Thanks for posting your findings! This isn’t super scientific of me, but I’ve found adding some small delays after making HTTP requests, before calling client.stop has been helpful. I might also move your lasttime += 5000L; call to after your client.stop calls, and instead maybe call lasttime = millis();, so your requests will stay closer to every 5 seconds.

We’re also about to release the latest CC3000 patch which we’ve found to be really helpful with stability on certain Wi-Fi networks, so that might help as well. :smile:

Thanks again for posting, the more data / examples we have the easier it is to fix issues. :slight_smile:

Thanks,
David

Hey Dave, thanks for your reply.

I’ve been trying to find explanation for the blink codes, but haven’t found anything that matches what I’m seeing.

What does the 8 red, pause, 1 red, pause, 9 red, pause 1 red sequence mean?

Is it possible that I’m doing something in my code that’s hanging up some internal process that needs to run?

I like what I see in the Spark so far, but this problem is serious for us. We are a possible customer for 100’s of units BTW.

Hi @faraday

The red LED blink codes are doc’ed here. The general pattern is SOS (fast dot-dot-dot, slower dash-dash-dash, fast dot-dot-dot) followed a count of red pulses, followed by SOS again.

It sounds like you are seeing a hard-fault which is one red in between the SOS markers. Usually a hard-fault is a programming error somewhere like following a null pointer or allocating too much static memory, but I am not seeing it in you code above. More serial debug statements might help to track it down!

1 Like

Thanks bko. That was a big help. I replayed my video of the blink sequence. Definitely SOS followed by 1 red, followed immediately by another SOS and 1 red. So hard fault. Funny, I should have known that that was an SOS!

Sorry, my bad! I meant to link in the SOS error code page as well but apparently I missed it. Thanks @bko ! :smile:

1 Like

Referring to the red blinking “hard fault” situation when talking to a real web host (not WAMPP) –

It looks like (thanks Dave) scattering some delay(2) statements after each of client.printl()s made the problem go away. This seems a little bit scary.

All I can figure is that the client.println()s are blocking, and don’t allow a required underlying process to run. And, that contained in the delay() is something that takes care of these needs.

Can anyone substantiate this or offer a better explanation?

Hi @faraday,

Glad that helped! My unscientific guess is there might be a race when closing the socket and finishing any pending writes to the socket (someone please correct me if I’m wrong), and that a delay in there gives the core a little more time to finish talking with the cc3000. Did you try adding one just before the stop, instead of after each line instead?
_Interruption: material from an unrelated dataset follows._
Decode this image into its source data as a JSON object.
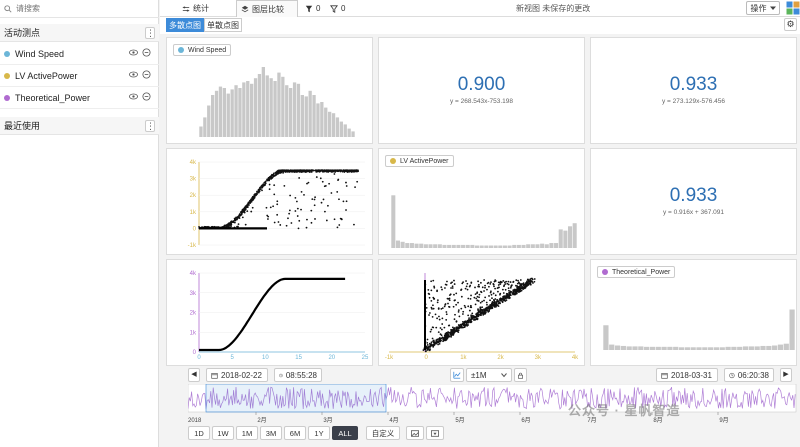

If this is indeed the case though, we should open an issue and get it fixed in the firmware, instead of doing work-arounds. Ping for @satishgn / @zachary, who know way more about this than I do.

Thanks!
David

My first try was to put a delay right before I went into the client.read() loop. That by itself SEEMED to fix it. But since I have no idea why this is happening I erred on the safe side and put it after every client.println().

I have 30+ years of C programming behind me, much of it in embedded systems where real debugging can take place. This whole try something and see if it masks the problem approach doesn’t seem quite right to me, yet that’s how things seem to be not just with Spark, but also Imp and RN-171.

Also, while I’m no longer getting the red SOS messages I’m still not getting solid communication with our live server.

Why don’t the client.println()s and other client functions return some type of meaningful status or error codes?

1 Like